Acrescente-se que, de 1990 para cá , as novas tecnologias da informação trouxeram detergente e luz do sol suficientes para gerar profundas crises políticas em democracias como as da Itália, da Alemanha, do Japão, da França, e muitas outras. No Brasil, ao se adicionar a esse quadro uma pesada herança patrimonialista que gerou uma eficiente máquina sugadora de benesses estatais, o sentimento é de septicemia crônica com ocasionais erupções de algumas das vísceras podres.
A sociabilidade brasileira não está frente a uma transição revolucionária que legitime a imposição sobre os demais de um poder maior, no caso, o poder constituinte de uma assembléia soberana.

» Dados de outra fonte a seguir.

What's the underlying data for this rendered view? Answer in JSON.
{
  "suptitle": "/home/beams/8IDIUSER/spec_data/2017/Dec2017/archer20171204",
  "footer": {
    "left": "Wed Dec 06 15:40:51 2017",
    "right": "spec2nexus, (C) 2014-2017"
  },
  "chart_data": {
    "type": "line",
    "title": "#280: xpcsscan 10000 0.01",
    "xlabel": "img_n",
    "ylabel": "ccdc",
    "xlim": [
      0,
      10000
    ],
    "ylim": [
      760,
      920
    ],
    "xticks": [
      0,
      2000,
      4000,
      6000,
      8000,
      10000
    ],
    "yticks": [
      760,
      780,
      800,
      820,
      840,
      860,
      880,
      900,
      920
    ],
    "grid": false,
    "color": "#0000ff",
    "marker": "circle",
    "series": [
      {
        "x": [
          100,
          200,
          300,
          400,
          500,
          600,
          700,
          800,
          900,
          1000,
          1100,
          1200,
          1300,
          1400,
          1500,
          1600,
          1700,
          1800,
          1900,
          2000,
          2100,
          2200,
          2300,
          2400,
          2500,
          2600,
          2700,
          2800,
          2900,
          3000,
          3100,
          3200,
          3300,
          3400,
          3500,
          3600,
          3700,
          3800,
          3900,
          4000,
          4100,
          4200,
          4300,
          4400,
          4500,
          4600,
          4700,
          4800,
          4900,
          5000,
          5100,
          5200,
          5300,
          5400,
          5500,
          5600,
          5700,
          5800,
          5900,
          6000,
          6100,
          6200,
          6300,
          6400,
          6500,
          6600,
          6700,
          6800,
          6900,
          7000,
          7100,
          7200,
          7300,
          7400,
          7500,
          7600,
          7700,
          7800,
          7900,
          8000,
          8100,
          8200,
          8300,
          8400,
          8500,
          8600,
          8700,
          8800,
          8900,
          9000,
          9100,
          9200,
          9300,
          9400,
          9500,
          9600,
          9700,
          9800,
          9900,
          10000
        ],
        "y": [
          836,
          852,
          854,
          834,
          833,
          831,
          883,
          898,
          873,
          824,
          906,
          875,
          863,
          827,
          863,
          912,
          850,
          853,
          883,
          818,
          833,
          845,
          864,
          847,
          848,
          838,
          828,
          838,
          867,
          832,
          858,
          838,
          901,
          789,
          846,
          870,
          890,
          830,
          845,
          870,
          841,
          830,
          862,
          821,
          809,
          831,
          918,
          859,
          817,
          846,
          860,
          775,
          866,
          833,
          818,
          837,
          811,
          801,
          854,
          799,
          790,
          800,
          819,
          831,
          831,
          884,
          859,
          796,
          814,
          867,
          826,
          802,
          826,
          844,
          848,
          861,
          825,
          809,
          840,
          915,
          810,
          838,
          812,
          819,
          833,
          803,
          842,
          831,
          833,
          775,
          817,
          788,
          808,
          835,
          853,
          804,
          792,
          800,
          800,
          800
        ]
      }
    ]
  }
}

Como exemplo, embora o pacto federativo esteja sendo corroído, sem dúvida cabe ao Congresso Nacional sua reestruturação.
Ou ainda: apesar de a reforma tributária ser uma emergência, é o Congresso Nacional quem deve superar os obstáculos e os conflitos existentes.
Da mesma forma, muitas são as modernizações necessárias no texto constitucional para que a economia brasileira adquira maior produtividade. É do Congresso Nacional a tarefa de encontrar os consensos e as maiorias para as mudanças.
Muito diferente é a realidade do sistema político. Sua paralisia decisória e a amplitude e profundidade do divórcio que se produziu entre a sociedade e o processo político configuram, sim, uma situação de ruptura. Não há mais costura para o esgarçamento ocorrido.
É necessário, no que diz respeito ao sistema político, fundar uma outra República, antes que uma ocasional conjuntura de crise econômica e social se some ao abismo existente entre a sociedade e sua representação, abrindo caminho para os mais perigosos aventureirismos.
O presidente Fernando Henrique Cardoso cometeu o grande erro de, em nome das boas condições de governança, desperdiçar o seu capital político inicial sem fazer a reforma política. O presidente Luiz Inácio Lula da Silva repetiu o erro. O próximo presidente da República seguirá, como numa crônica de uma morte anunciada, na mesma direção.
Nada de reforma política meia-sola, concebida pelas mesmas maiorias que ascenderam ao poder pelos atuais caminhos viciados. Passou o tempo. A representação política perdeu a legitimidade necessária para se auto-reformar. Uma reforma política restrita aos estreitos limites do consenso atualmente possível corre o risco de ser um atalho para o descrédito definitivo da política.
Precisamos eleger uma constituinte específica da reforma política, formada por representantes eleitos exclusivamente para esse fim, a partir de propostas nítidas e claras dos partidos políticos, mas admitida também a participação de candidatos avulsos a membros desse poder provisório, porém maior.
Primeiro, detergente, luz do sol e punição. Depois, uma nova casa, mais arejada, uma outra República.
SÉRGIO BESSERMAN é diretor do Instituto Pereira Passos, do Rio, e foi presidente do IBGE.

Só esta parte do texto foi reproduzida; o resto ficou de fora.